Korban “Surabaya Membara” Tanggung Jawab Pemprov

KORBAN SURABAYA MEMBARA: Salah seorang korban dalam insiden drama kolosal Surabaya Membara yang dirawat di di RSUD dr Soetomo. | Foto: Barometerjatim.com/ABDILLAH HR
KORBAN SURABAYA MEMBARA: Salah seorang korban dalam insiden drama kolosal Surabaya Membara yang dirawat di di RSUD dr Soetomo. | Foto: Barometerjatim.com/ABDILLAH HR

SURABAYA, Barometerjatim.com – Gubernur Jatim, Soekarwo menegaskan para penonton drama kolosal “Surabaya Membara” yang menjadi korban dalam insiden tertabrak kereta api menjadi tanggung jawab Pemprov Jatim.

Menurut gubernur yang bisa disapa Pakde Karwo itu, hal pertama yang harus diselesaikan adalah masalah kemanusiaan. “Jadi yang meninggal, sakit dan terluka menjadi tanggung jawab Pemprov Jatim,” katanya, Sabtu (10/11).

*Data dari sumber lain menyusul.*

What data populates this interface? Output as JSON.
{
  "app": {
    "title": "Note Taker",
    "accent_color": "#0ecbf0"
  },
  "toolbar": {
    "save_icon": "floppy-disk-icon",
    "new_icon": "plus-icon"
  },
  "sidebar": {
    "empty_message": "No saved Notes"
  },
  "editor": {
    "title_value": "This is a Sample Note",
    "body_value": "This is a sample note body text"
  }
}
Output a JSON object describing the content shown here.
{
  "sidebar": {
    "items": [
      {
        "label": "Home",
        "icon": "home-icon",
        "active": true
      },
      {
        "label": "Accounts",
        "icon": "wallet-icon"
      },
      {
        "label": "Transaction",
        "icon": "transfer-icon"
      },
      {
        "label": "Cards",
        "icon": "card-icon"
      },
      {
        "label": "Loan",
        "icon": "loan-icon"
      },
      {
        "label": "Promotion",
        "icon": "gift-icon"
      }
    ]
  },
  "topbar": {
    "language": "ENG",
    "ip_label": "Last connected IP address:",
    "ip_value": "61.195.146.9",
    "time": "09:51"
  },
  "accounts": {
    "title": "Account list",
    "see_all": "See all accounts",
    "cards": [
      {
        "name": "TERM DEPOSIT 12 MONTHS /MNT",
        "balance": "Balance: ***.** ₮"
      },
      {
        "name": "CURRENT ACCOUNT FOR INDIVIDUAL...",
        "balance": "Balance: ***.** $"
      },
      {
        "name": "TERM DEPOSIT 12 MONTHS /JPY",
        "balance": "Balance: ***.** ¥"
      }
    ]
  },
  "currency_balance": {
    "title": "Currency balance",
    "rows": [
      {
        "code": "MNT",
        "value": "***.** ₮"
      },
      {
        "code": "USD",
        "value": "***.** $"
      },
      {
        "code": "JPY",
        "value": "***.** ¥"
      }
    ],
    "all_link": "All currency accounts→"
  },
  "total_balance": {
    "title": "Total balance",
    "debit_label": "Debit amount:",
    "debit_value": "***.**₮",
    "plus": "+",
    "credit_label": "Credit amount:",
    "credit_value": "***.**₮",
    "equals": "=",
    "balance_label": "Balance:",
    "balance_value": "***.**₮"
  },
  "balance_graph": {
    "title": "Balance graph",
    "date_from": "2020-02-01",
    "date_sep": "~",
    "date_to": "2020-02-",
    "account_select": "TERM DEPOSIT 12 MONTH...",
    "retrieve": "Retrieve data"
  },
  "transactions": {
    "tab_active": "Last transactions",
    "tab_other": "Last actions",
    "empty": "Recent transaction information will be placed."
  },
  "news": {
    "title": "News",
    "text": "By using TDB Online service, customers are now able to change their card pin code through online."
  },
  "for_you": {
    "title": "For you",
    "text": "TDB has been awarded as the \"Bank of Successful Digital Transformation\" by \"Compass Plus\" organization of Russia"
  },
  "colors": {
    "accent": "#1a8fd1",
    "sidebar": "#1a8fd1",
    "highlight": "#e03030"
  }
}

Pakde Karwo menjelaskan, bagi penonton yang meninggal dunia semua biaya ditanggung pemerintah, mulai dari penguburan dan akan memperoleh santunan Rp 10 juta. Bagi yang terluka, semua biaya perawatan juga ditanggung pemerintah.

“Hal ini merupakan pendekatan kemanusiaan dan menjadi solusi yang paling bagus, bukannya mencari siapa yang salah dan benar,” ucapnya.

• Baca: Drama “Surabaya Membara” Telan Tiga Korban Jiwa

Pakde Karwo juga meminta semua pihak agar tidak saling menyalahkan. “Kejadian ini adalah suatu kecelakaan yang harus diurus dari sisi kemanusiaan. Tidak ada yang boleh saling menyalahkan,” tambahnya.

Semua korban yang terluka, lanjutnya, saat ini dirawat di beberapa rumah sakit di antaranya RSUD dr Soetomo, PHC dan RSUD Suwandi.

Gubernur menambahkan, sebelum acara berlangsung, para penonton drama sudah diimbau untuk tidak menonton di viaduk jalur lintasan kereta api yang berada di Jalan Pahlawan.